By Peggy Salvatore
Two items caught my attention last week that underlined the importance of thinking more expansively and inclusively about health IT as we thunder ahead with Meaningful Use 3 requirements and HHS’s health IT Roadmap.
Over the past few months, the onrush of incredible health technology appears to be overwhelming and outpacing the original national blueprints for the uptake and implementation of electronic health records as designed by Health and Human Services. HHS’s more flexible approach to next stages recognizes that reality. But as a system with entrenched interests, HHS’s challenge is to move that approach along a continuum toward embracing the rapid onset of tomorrow’s needs.
So, about those two items that underline the importance of widening our lens as we create our vision and plans for the future of the health IT infrastructure.
FDA’s Hamburg Points To Global Regulation
First, in her retirement speech to the National Press Club last week, FDA Commissioner Margaret Hamburg emphasized the importance of emerging global standards for drugs and devices under the newly organized International Coalitions of Medicines Regulatory Authorities (ICMRA), a sort of umbrella agency to harmonize standards among the FDA and its companion organizations around the world.

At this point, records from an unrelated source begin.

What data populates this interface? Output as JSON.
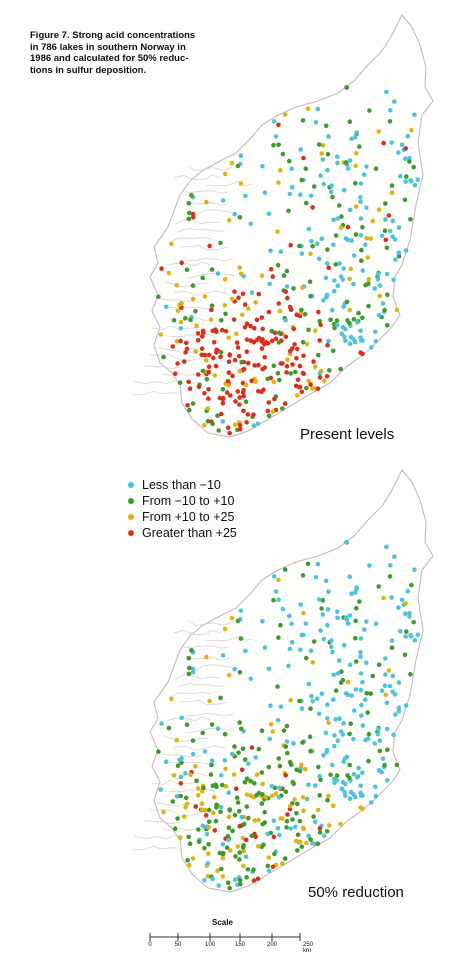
{
  "caption": "Figure 7.  Strong acid concentrations\nin 786 lakes in southern Norway in\n1986 and calculated for 50% reduc-\ntions in sulfur deposition.",
  "maps": [
    {
      "label": "Present levels",
      "scenario": "present"
    },
    {
      "label": "50% reduction",
      "scenario": "reduced"
    }
  ],
  "legend": [
    {
      "label": "Less than  −10",
      "color": "#4fc3dc"
    },
    {
      "label": "From  −10 to  +10",
      "color": "#3e9a2c"
    },
    {
      "label": "From  +10 to  +25",
      "color": "#e0b214"
    },
    {
      "label": "Greater than  +25",
      "color": "#d8301f"
    }
  ],
  "scale": {
    "title": "Scale",
    "ticks": [
      "0",
      "50",
      "100",
      "150",
      "200",
      "250 km"
    ]
  }
}
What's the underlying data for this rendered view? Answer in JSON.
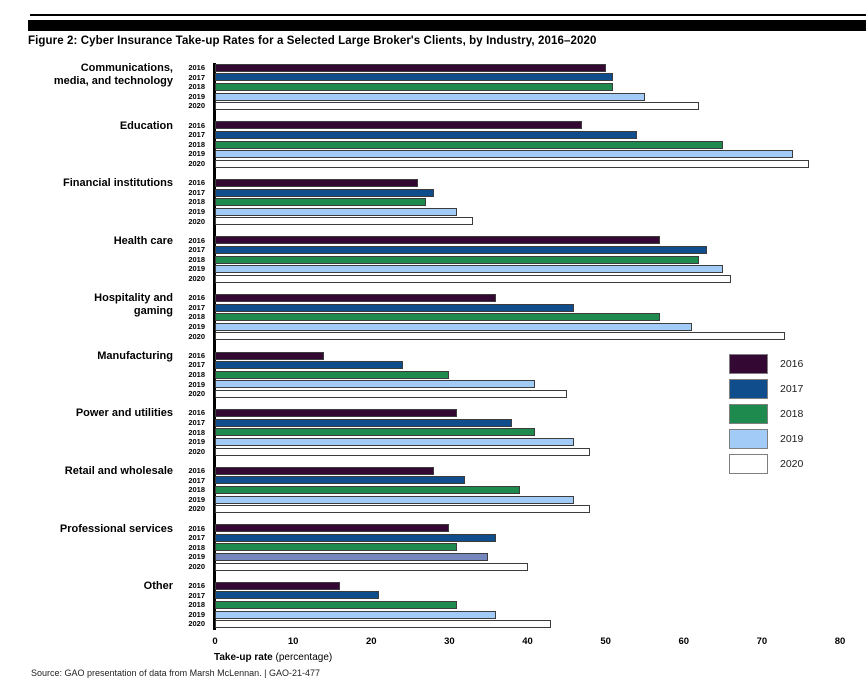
{
  "title": "Figure 2: Cyber Insurance Take-up Rates for a Selected Large Broker's Clients, by Industry, 2016–2020",
  "source": "Source: GAO presentation of data from Marsh McLennan.  |  GAO-21-477",
  "chart_data": {
    "type": "bar",
    "orientation": "horizontal",
    "title": "Figure 2: Cyber Insurance Take-up Rates for a Selected Large Broker's Clients, by Industry, 2016–2020",
    "xlabel_bold": "Take-up rate",
    "xlabel_suffix": " (percentage)",
    "xlim": [
      0,
      80
    ],
    "x_ticks": [
      0,
      10,
      20,
      30,
      40,
      50,
      60,
      70,
      80
    ],
    "grid": false,
    "legend_position": "right",
    "years": [
      "2016",
      "2017",
      "2018",
      "2019",
      "2020"
    ],
    "year_colors": {
      "2016": "#330833",
      "2017": "#0f4d8c",
      "2018": "#1f8a4d",
      "2019": "#a3cbf8",
      "2020": "#ffffff"
    },
    "bar_border_color": "#3c3c3c",
    "industries": [
      {
        "name": "Communications, media, and technology",
        "label_lines": [
          "Communications,",
          "media, and technology"
        ],
        "values": [
          50,
          51,
          51,
          55,
          62
        ]
      },
      {
        "name": "Education",
        "label_lines": [
          "Education"
        ],
        "values": [
          47,
          54,
          65,
          74,
          76
        ]
      },
      {
        "name": "Financial institutions",
        "label_lines": [
          "Financial institutions"
        ],
        "values": [
          26,
          28,
          27,
          31,
          33
        ]
      },
      {
        "name": "Health care",
        "label_lines": [
          "Health care"
        ],
        "values": [
          57,
          63,
          62,
          65,
          66
        ]
      },
      {
        "name": "Hospitality and gaming",
        "label_lines": [
          "Hospitality and",
          "gaming"
        ],
        "values": [
          36,
          46,
          57,
          61,
          73
        ]
      },
      {
        "name": "Manufacturing",
        "label_lines": [
          "Manufacturing"
        ],
        "values": [
          14,
          24,
          30,
          41,
          45
        ]
      },
      {
        "name": "Power and utilities",
        "label_lines": [
          "Power and utilities"
        ],
        "values": [
          31,
          38,
          41,
          46,
          48
        ]
      },
      {
        "name": "Retail and wholesale",
        "label_lines": [
          "Retail and wholesale"
        ],
        "values": [
          28,
          32,
          39,
          46,
          48
        ]
      },
      {
        "name": "Professional services",
        "label_lines": [
          "Professional services"
        ],
        "values": [
          30,
          36,
          31,
          35,
          40
        ],
        "color_overrides": {
          "2019": "#7587bd"
        }
      },
      {
        "name": "Other",
        "label_lines": [
          "Other"
        ],
        "values": [
          16,
          21,
          31,
          36,
          43
        ]
      }
    ],
    "legend": [
      {
        "label": "2016",
        "color": "#330833"
      },
      {
        "label": "2017",
        "color": "#0f4d8c"
      },
      {
        "label": "2018",
        "color": "#1f8a4d"
      },
      {
        "label": "2019",
        "color": "#a3cbf8"
      },
      {
        "label": "2020",
        "color": "#ffffff"
      }
    ]
  }
}
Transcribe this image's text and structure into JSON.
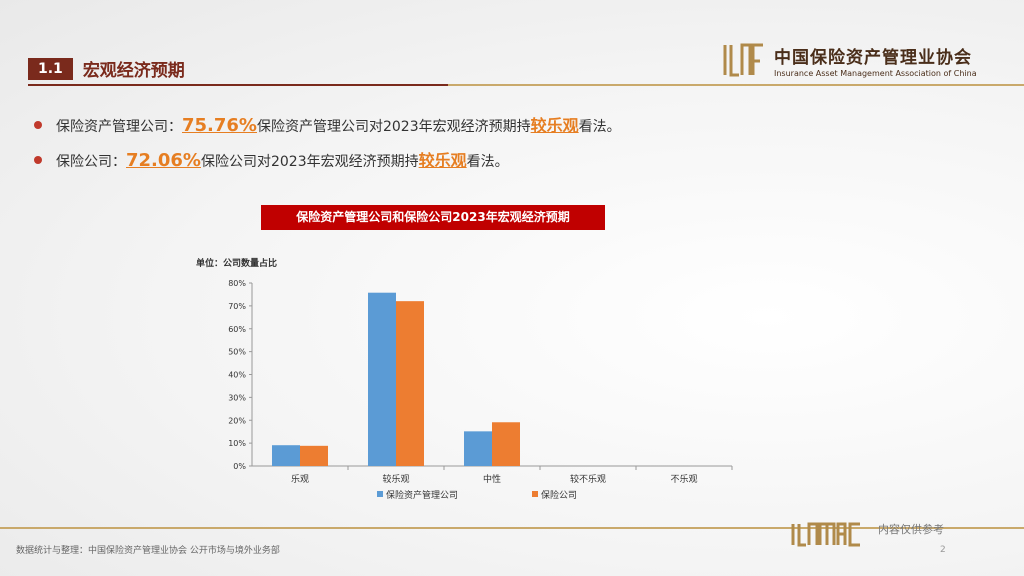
{
  "header": {
    "section_number": "1.1",
    "section_title": "宏观经济预期",
    "logo_cn": "中国保险资产管理业协会",
    "logo_en": "Insurance Asset Management Association of China"
  },
  "bullets": [
    {
      "prefix": "保险资产管理公司：",
      "pct": "75.76%",
      "middle": "保险资产管理公司对2023年宏观经济预期持",
      "highlight": "较乐观",
      "suffix": "看法。"
    },
    {
      "prefix": "保险公司：",
      "pct": "72.06%",
      "middle": "保险公司对2023年宏观经济预期持",
      "highlight": "较乐观",
      "suffix": "看法。"
    }
  ],
  "chart_title": "保险资产管理公司和保险公司2023年宏观经济预期",
  "unit_label": "单位：公司数量占比",
  "chart_data": {
    "type": "bar",
    "categories": [
      "乐观",
      "较乐观",
      "中性",
      "较不乐观",
      "不乐观"
    ],
    "series": [
      {
        "name": "保险资产管理公司",
        "values": [
          9.09,
          75.76,
          15.15,
          0,
          0
        ],
        "color": "#5b9bd5"
      },
      {
        "name": "保险公司",
        "values": [
          8.82,
          72.06,
          19.12,
          0,
          0
        ],
        "color": "#ed7d31"
      }
    ],
    "ylim": [
      0,
      80
    ],
    "yticks": [
      "0%",
      "10%",
      "20%",
      "30%",
      "40%",
      "50%",
      "60%",
      "70%",
      "80%"
    ],
    "legend_position": "bottom"
  },
  "footer": {
    "source": "数据统计与整理：中国保险资产管理业协会 公开市场与境外业务部",
    "note": "内容仅供参考",
    "page": "2"
  }
}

Hamburg said, “Globalization has multiplied the scale of our responsibility and heightened the need for us to work together to ensure safety, efficacy of the medical products that we oversee, and to promote the needed research in innovation in medical science.”
As a global agency that oversees tracking of approved drugs and devices, the ICMRA will look to individual countries and regions to participate using internationally interoperable standards.
IOM Report Looks to Globalize Clinical Trial Data Standards
Hamburg’s speech comes on the heels of a report released in January from the Institute of Medicine, Sharing Clinical Trial Data: Maximizing Benefits, Minimizing Risks, that discusses a pathway for sharing clinical trial data globally including overcoming privacy concerns, creating equitable funding mechanisms and protecting intellectual property.
If you’ve got a few hours, a great interest in this topic and an insatiable appetite for detail, you can download a free pdf of the report here.
The preface to the IOM report acknowledges that the landscape of electronic health records and the input of personal monitoring devices is changing the nature of data collection and so it makes its recommendations tentatively considering these uncertainties. The report states specifically that the future shape of clinical trial data cannot rely on familiar structures.
In a presentation last week, Deven McGraw a partner in Manatt, Phelps and Philip’s Healthcare Practice and one of the committee members who drafted the report, said in an online seminar sponsored by Manatt that the presumptions underlying the report included steps to protect patients’ data, that the data would be used for the benefit of patients, and that the data would be shared equitably among participants. The details about database funding, data sharing and privacy are beyond the scope of this brief blog, but for the discussion here the most important detail is the recommendation that the a global multi-stakeholder body be convened for the purpose of addressing the key infrastructure and technological challenges that sharing of clinical data will require.
Clearly, the promise of a fully realized health information infrastructure is that data can be shared for research (which treatments work best in whom, when and why) which can then applied at the point of care for the benefit of the individual (decision support), all done while protecting private patient information.
Pivot, Flex, Refocus
Margaret Hamburg’s parting words and the IOM’s report on sharing clinical trial data both point to taking a wide and long view as we forge forward in crafting national requirements for standards and interoperability by realizing we are leading into a global community.
If you consider these items in context of the HIMSS report that only 3.6% of hospitals in the U.S. meet its highest level (Stage 7) of interoperability and usability as of Q42014, the good news is that we have not run too far or too fast in one direction as the situation is still unfolding. Our tentative start allows for flexibility and pivots that may not have been immediately obvious when Meaningful Use was first conceived.
Pivot. Flex. Refocus. Remain open to a rapidly changing reality.